A fool would succumb to narcissism, remind himself what an incredible catch he must be for a Third World hooker (tall, slim, handsome, rich, charm-enhanced American); but Magnus knows better than that. Hunting is what makes him run. In work he hunts for money, in women he hunts for that extreme performance which you only extract from a girl who believes she has found the answer to her prayers and a meal ticket for life. Magnus would play that white knight role perfectly, and, if she played her cards right, he would certainly give her the golden handshake when he grew bored. Hell, he probably would solve most of her financial problems, how much could it cost? Twenty grand, fifty at most? In the old days he’d spent that on crack in a week, and she was better than crack. Another twinge forces him to wrench consciousness out of his groin chakra.
Back facing his computer, he clicks on send, logs off of his personal account with Yahoo Mail, and, switching with ruthless discipline to his work mindset, returns to his business e-mail.
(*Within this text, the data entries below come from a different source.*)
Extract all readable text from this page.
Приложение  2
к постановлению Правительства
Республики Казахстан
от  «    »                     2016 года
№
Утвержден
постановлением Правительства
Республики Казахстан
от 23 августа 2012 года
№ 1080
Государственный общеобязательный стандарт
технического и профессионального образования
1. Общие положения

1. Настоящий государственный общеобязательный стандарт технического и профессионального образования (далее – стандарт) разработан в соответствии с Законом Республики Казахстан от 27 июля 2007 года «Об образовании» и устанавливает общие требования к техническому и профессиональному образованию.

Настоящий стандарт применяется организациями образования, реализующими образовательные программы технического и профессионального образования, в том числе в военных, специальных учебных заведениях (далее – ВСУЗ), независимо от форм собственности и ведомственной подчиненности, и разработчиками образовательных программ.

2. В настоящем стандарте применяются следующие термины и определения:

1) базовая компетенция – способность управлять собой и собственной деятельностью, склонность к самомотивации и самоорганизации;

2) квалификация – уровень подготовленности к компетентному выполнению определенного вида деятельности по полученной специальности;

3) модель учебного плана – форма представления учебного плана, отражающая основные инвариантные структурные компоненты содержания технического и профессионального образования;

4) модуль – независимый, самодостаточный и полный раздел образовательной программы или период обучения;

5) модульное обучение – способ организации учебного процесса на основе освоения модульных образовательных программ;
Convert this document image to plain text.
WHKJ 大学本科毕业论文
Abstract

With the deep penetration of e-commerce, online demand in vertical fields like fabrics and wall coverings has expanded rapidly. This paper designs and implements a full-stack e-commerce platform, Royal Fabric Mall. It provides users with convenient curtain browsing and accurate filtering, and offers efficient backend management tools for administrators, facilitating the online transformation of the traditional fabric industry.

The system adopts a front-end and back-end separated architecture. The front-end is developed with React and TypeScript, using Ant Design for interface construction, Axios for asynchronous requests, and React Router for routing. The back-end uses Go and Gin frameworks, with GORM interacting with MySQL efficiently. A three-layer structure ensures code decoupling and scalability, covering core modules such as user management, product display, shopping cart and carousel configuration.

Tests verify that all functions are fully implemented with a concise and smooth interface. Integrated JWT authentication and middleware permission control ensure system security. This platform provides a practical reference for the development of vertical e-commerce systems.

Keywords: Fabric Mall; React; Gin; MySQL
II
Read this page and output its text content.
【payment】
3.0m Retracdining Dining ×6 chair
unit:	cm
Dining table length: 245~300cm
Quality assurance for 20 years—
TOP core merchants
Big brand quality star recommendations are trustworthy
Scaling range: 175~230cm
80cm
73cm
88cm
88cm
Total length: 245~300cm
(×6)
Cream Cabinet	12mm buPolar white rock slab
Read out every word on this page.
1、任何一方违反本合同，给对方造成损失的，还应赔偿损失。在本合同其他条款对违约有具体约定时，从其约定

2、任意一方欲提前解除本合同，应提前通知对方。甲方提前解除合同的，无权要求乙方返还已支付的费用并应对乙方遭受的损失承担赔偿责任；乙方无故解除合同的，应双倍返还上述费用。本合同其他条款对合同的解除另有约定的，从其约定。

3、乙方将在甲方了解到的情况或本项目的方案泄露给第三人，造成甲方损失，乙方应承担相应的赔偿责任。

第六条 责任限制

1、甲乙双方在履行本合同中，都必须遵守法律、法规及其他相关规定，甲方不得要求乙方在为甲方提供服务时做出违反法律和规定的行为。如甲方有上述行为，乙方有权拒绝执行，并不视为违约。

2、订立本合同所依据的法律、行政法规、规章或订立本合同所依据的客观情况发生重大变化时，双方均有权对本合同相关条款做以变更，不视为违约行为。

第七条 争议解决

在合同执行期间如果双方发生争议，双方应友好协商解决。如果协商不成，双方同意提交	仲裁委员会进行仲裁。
His sorting technique is primitive but appropriate for his practice: Anything not concerning the Thai-Chinese businessman Samson Lee, no matter how grave and weighty, he forwards to his numerous assistants; anything touching on his master, no matter how trivial, he works on himself. He knows he is Lee’s slave, but so what? It is symbiotic. Lee simply could not survive in the U.S. without a lawyer of McKay’s cunning and ruthlessness, for he is perpetually hounded by all the usual suspects: FBI, CIA, DEA, Inland Revenue. Samson Lee thinks McKay some kind of blue-eyed magus, for Magnus always finds a way out of the apparently watertight traps these agencies lay for his client. Magnus has lost count of the jams he’s gotten Lee and his five sons out of, frequently risking his career. But that is the deal. Roughly thirty percent of the firm’s income comes from the Lee family and nobody, absolutely nobody in the firm, so much as speaks to Lee’s secretary without McKay’s prior knowledge and approval. Samson Lee is the reason McKay got the second corner office.